Hurley nodded. “Judging by the photographs, the interrogators weren’t too gentle with her either.”

“I thought family was off-limits.”

“They are—unless they’re part of the team. The Russian news agency TASS did a formal press release with still shots. The wife’s hands were covered in spy dust, the dead drop she supposedly unloaded was sitting on the table next to her, and the FSK rolled up one of our most productive assets—a scientist who works for a Russian defense conglomerate. Our ambassador is raising holy hell, but it doesn’t look good. The situation’s pretty hot, and the CIA’s Moscow chief of station has already been declared persona non grata along with his deputy.”

“That the end of it?”

Hurley shook his head. “Normally, but in this case, I’m afraid the Russkies are just getting started. They still haven’t allowed the wife, Kris Henrik, to see anyone from the State Department. The Russian ambassador to DC is making noise about holding a criminal trial.”

“Because she’s an illegal?”

“Exactly.” Hurley used the ember of his already-smoked cigarette to light a fresh one. “The normal rules dictate that they kick out one or two of ours and we return the favor. Then everyone takes a breath and things go back to the status quo. But instead of angling for a concession and jonesing for us to release one of their spies, the Russians seem hell-bent on escalating.”

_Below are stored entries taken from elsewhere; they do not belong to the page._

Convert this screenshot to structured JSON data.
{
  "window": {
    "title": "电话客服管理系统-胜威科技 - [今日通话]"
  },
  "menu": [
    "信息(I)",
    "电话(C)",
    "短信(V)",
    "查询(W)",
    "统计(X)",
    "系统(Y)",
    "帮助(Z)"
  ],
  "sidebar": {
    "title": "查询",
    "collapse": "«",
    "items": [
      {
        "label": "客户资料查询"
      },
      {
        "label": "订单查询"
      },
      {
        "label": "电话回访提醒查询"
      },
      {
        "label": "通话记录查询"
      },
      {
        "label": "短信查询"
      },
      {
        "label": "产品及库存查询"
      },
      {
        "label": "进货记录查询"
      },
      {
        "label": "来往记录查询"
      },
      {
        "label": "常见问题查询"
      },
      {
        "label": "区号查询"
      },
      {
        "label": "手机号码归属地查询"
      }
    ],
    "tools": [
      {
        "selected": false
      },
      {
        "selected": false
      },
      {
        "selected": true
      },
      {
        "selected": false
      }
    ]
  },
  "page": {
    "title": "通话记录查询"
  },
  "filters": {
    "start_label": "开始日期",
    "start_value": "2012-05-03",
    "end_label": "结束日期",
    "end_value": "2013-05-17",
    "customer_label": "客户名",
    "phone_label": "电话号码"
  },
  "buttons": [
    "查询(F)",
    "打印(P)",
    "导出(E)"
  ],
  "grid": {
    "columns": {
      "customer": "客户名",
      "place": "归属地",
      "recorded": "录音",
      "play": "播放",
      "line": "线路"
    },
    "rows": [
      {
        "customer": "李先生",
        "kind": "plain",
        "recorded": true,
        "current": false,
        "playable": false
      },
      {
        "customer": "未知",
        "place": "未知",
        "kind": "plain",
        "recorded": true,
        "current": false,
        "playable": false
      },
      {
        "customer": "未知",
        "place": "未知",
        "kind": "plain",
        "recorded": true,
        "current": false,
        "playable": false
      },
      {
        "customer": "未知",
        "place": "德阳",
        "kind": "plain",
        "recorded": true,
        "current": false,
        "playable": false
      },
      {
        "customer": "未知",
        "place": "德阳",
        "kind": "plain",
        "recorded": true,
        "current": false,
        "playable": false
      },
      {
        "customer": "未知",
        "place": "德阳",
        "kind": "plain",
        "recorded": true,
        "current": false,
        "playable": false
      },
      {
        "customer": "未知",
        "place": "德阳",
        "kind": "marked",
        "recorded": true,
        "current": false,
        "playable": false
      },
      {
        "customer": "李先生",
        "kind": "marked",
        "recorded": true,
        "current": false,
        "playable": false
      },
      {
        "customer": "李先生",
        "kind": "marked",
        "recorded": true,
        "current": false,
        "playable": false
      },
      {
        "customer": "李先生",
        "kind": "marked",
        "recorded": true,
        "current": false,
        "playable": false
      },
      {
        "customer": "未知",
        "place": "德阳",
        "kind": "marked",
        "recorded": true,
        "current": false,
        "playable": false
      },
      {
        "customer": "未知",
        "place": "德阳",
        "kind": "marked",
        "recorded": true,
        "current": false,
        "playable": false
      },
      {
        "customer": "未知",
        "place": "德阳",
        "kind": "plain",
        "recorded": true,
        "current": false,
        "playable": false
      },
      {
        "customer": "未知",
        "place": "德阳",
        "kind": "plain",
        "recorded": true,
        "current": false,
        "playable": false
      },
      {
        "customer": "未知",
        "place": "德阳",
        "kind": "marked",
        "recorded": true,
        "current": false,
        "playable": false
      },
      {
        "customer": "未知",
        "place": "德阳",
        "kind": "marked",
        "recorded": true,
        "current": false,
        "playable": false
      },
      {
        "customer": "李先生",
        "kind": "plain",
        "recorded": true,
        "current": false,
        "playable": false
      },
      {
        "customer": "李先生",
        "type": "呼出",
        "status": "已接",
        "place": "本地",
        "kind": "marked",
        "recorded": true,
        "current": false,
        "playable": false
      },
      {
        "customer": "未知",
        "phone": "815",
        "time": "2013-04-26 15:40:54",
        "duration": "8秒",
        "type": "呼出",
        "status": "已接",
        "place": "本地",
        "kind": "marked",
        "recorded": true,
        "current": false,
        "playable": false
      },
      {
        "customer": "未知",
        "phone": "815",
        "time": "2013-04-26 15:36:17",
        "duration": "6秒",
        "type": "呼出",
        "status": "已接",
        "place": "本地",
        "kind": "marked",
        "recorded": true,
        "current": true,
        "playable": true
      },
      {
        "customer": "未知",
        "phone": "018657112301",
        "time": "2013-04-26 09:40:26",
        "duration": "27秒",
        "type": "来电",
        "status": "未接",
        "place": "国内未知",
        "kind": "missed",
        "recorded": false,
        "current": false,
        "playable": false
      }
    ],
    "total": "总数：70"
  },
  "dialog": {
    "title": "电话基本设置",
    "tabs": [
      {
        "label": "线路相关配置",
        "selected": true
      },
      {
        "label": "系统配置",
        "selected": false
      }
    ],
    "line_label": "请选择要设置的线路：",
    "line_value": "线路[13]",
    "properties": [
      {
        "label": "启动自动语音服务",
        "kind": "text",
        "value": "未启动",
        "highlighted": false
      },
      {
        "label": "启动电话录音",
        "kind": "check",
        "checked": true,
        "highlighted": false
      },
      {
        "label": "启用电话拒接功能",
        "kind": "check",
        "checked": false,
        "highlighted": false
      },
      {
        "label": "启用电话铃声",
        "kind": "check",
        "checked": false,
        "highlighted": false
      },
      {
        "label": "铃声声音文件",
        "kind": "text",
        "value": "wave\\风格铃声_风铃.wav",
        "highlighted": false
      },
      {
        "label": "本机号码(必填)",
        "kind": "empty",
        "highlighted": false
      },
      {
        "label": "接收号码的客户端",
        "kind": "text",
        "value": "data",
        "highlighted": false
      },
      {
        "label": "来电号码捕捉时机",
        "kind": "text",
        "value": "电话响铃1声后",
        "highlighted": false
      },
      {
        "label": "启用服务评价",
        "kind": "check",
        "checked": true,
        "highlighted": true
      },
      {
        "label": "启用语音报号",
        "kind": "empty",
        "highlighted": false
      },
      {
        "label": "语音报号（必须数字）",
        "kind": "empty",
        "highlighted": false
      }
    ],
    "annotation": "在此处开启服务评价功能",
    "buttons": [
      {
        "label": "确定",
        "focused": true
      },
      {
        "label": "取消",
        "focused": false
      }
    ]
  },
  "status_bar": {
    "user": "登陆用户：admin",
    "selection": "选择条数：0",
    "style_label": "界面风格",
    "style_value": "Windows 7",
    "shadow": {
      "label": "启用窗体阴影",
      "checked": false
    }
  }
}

“Is that the war you’re talking about?” Rapp said, scratching the stubble on his chin. “A squabble between intelligence services?”

“When I saidwar, I meant it. I think the Russians are planning to invade Latvia.”

Rapp felt a tingle go down his spine. “What are you talking about?”

“Irene thinks they’re conducting a false-flag operation to make it look like the Latvian government can’t protect their ethnic Russian citizens from Latvian nationalist domestic terrorists.”